Décryptage des principales garanties qui encadrent votre responsabilité professionnelle.

Garanties légales en cas de fourniture d’un bien

Dans le cadre de la fourniture d’un bien, les garanties légales offrent une protection essentielle, surtout pour le client particulier. En tant que professionnel, vous devez informer vos clients de leur existence et de leur fonctionnement. Cela prend généralement la forme d’une mention dans les conditions générales de vente.

Garantie des vices cachés

(art. 1641 et suivants du Code civil)

Cette garantie protège les consommateurs et les professionnels contre les défauts non visibles, présents avant l’achat et qui rendent le matériel inutilisable ou en réduisent fortement l’utilité. Il appartient au client d’apporter la preuve de l’existence du défaut ainsi que de son antériorité, dans un délai de deux ans à compter de la découverte du vice. En cas de vice avéré, le client peut soit restituer le bien contre un remboursement intégral, soit le conserver avec une réduction de prix.

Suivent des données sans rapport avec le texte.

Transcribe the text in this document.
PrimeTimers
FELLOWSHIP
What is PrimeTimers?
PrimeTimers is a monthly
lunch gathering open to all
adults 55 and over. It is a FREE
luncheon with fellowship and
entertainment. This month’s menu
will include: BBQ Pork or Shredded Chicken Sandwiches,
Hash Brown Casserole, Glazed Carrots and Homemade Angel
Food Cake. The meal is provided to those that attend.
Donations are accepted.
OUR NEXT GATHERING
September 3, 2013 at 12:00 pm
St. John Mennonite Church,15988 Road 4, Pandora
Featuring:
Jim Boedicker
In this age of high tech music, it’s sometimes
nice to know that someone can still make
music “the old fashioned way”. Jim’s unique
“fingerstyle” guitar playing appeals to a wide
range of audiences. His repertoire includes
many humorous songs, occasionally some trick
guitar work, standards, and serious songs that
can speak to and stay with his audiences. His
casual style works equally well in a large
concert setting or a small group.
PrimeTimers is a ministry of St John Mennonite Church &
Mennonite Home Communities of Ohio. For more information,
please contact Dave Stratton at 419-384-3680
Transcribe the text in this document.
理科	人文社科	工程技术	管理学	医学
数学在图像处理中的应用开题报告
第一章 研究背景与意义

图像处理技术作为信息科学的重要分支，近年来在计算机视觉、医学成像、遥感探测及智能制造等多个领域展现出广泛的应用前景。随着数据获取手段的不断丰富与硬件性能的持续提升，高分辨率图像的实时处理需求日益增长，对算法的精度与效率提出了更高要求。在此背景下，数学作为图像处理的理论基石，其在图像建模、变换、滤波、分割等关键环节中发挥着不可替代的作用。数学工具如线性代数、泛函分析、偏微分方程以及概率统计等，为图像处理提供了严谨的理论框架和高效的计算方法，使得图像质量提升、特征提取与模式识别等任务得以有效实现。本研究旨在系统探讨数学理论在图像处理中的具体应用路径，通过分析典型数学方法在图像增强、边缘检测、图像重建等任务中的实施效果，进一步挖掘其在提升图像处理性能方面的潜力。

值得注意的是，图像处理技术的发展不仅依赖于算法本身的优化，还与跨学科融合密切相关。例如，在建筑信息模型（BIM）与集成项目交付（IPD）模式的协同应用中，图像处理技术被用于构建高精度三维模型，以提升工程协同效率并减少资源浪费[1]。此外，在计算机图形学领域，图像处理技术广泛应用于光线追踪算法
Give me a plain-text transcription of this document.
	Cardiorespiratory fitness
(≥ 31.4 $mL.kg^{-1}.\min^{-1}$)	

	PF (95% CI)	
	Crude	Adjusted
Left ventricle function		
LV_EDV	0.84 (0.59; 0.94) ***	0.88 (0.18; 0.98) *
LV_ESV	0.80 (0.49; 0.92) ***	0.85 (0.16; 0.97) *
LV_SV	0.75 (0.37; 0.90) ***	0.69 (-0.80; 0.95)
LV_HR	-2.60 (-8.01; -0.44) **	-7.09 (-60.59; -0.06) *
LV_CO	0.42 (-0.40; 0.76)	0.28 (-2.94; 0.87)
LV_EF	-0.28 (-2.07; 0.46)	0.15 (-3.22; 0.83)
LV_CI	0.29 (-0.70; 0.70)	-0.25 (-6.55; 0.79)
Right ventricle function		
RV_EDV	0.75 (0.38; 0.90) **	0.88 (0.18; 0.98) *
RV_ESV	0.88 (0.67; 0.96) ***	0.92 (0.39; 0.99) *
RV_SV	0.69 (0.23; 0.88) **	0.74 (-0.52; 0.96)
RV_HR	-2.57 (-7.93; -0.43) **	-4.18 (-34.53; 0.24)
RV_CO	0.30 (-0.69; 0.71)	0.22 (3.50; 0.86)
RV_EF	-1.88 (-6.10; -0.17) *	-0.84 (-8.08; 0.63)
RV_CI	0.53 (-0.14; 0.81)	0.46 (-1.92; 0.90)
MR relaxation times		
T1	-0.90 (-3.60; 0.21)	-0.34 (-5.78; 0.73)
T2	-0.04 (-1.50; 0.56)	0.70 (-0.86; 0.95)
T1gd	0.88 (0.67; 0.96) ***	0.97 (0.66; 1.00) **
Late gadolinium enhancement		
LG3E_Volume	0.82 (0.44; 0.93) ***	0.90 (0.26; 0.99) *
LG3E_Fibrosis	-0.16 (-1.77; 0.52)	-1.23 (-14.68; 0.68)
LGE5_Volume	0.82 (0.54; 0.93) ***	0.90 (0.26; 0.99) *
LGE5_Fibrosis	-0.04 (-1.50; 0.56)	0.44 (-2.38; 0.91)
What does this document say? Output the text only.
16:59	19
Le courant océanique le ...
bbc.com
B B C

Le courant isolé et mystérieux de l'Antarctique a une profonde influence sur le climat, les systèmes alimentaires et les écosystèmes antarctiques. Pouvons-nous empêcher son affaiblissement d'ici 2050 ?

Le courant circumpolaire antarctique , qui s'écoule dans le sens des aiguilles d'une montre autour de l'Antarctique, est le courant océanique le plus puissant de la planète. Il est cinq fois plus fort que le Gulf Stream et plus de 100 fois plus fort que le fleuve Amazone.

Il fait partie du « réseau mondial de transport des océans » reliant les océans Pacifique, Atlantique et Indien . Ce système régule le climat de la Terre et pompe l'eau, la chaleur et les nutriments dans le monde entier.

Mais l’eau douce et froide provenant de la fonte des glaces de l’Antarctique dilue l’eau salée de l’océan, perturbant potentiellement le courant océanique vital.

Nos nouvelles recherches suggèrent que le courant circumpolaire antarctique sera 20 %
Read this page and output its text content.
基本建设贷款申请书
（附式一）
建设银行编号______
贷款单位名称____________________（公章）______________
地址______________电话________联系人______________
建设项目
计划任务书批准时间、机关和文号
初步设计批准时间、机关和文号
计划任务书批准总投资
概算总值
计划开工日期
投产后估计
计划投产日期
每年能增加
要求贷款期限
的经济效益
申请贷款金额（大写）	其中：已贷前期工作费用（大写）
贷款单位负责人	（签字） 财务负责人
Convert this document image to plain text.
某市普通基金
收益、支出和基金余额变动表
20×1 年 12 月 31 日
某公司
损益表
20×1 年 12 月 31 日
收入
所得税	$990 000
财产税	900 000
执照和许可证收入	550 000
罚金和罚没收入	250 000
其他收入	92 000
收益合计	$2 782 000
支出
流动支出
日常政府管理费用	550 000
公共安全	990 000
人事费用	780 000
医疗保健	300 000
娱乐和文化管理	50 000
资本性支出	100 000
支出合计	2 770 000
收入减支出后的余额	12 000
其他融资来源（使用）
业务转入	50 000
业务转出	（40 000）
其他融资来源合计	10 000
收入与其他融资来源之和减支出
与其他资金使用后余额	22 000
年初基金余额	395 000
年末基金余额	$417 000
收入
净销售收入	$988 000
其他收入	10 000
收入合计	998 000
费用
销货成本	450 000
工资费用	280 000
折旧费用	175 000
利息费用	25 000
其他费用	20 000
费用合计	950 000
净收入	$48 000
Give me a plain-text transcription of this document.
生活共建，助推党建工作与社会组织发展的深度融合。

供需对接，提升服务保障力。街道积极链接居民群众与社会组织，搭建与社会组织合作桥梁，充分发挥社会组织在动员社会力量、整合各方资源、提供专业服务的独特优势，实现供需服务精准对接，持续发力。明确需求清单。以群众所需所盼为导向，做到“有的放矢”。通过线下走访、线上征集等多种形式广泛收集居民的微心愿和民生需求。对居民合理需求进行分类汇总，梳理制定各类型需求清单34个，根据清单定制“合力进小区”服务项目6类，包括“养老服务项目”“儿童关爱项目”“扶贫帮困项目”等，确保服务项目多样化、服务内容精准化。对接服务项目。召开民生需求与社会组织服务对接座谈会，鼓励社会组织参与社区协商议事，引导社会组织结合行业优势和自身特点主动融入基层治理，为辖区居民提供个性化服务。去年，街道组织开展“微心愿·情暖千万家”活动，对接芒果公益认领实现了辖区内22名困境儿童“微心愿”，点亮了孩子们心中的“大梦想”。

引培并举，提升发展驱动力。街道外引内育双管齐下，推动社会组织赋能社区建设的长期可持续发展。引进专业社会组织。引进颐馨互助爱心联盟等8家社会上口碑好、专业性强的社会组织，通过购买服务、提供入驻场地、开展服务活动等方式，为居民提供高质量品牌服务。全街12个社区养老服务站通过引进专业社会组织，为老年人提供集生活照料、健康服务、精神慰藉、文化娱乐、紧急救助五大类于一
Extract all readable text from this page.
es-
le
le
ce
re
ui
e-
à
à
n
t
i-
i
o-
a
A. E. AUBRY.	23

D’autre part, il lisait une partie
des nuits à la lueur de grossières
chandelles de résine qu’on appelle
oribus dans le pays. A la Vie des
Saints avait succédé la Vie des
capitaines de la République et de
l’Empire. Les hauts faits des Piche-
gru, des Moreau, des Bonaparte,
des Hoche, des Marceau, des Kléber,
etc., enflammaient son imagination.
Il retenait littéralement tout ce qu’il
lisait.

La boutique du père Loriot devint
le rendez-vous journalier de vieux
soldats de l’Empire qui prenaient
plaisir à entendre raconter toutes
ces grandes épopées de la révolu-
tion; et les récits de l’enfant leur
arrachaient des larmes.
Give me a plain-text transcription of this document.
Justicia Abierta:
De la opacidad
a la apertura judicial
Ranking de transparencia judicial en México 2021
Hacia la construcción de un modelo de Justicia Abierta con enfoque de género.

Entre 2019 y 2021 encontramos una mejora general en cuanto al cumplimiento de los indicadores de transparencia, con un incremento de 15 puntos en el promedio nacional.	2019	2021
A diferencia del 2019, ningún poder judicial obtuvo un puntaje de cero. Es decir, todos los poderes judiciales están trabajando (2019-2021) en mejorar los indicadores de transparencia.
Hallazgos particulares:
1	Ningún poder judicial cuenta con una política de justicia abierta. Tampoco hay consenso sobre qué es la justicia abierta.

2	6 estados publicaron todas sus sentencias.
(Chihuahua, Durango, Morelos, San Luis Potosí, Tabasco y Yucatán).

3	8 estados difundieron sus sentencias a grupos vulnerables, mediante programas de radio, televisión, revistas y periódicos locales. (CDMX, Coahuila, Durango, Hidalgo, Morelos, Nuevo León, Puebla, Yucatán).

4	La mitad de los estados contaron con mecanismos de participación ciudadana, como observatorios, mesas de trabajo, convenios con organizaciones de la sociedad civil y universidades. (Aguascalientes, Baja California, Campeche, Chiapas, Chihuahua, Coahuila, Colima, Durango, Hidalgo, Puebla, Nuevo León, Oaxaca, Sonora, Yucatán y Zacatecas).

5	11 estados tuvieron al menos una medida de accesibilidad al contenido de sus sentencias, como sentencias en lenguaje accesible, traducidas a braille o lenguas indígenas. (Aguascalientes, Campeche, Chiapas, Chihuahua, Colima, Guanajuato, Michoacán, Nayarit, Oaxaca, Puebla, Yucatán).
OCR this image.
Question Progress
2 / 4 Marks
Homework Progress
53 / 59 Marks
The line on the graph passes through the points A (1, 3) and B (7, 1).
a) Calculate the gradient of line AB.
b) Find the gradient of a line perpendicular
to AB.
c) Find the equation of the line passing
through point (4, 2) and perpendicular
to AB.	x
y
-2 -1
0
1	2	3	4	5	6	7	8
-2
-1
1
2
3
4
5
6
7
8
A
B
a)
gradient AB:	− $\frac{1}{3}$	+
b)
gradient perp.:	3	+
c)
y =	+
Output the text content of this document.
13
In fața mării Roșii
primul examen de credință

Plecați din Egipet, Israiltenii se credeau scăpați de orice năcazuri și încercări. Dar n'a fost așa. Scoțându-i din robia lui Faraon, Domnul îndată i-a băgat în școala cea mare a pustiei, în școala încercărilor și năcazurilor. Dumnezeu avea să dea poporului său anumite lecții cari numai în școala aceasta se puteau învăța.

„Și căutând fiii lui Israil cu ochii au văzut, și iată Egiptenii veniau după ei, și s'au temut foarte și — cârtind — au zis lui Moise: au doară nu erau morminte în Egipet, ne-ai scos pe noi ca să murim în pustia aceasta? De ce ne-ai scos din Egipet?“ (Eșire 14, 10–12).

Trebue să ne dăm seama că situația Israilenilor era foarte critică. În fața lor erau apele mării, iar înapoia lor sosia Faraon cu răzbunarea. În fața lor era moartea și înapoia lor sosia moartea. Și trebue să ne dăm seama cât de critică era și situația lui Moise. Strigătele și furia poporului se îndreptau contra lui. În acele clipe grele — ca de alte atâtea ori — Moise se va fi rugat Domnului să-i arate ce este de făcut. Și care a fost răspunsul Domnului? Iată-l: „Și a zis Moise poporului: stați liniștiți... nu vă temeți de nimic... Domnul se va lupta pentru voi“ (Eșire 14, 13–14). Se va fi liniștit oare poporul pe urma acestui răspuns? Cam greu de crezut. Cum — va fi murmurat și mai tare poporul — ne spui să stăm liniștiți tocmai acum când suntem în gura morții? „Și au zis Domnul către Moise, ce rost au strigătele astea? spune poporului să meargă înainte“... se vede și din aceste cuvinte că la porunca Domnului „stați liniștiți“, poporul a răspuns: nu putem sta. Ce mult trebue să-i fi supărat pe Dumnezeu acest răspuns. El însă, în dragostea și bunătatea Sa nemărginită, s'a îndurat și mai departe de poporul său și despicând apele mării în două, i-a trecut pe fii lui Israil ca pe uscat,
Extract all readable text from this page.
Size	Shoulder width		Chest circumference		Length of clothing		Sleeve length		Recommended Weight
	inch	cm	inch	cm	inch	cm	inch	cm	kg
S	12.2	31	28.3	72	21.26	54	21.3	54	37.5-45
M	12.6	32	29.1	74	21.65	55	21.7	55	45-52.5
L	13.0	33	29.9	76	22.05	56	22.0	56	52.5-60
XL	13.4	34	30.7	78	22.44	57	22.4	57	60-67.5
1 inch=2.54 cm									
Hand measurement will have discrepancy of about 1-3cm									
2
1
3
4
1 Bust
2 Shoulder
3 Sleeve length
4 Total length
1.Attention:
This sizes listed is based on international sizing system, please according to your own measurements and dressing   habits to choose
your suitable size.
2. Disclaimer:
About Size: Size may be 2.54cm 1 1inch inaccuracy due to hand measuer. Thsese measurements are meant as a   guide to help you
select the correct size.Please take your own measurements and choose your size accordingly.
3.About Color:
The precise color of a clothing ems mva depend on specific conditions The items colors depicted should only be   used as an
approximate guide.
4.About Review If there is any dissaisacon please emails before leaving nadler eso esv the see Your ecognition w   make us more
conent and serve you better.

Garantie légale de conformité

(L217-3 à L217-20 du Code de la consommation)

Valable deux ans pour les clients particuliers uniquement, cette garantie couvre les défauts qui empêchent l’usage normal du bien ou ne correspondent pas aux caractéristiques convenues. Le défaut est présumé exister au moment de l’achat, sauf preuve contraire du vendeur. En cas de problème, le client peut exiger réparation ou remplacement, ou, si cela est impossible, une réduction du prix ou un remboursement. En cas de réparation, la garantie est prolongée de six mois, et de deux ans en cas de remplacement.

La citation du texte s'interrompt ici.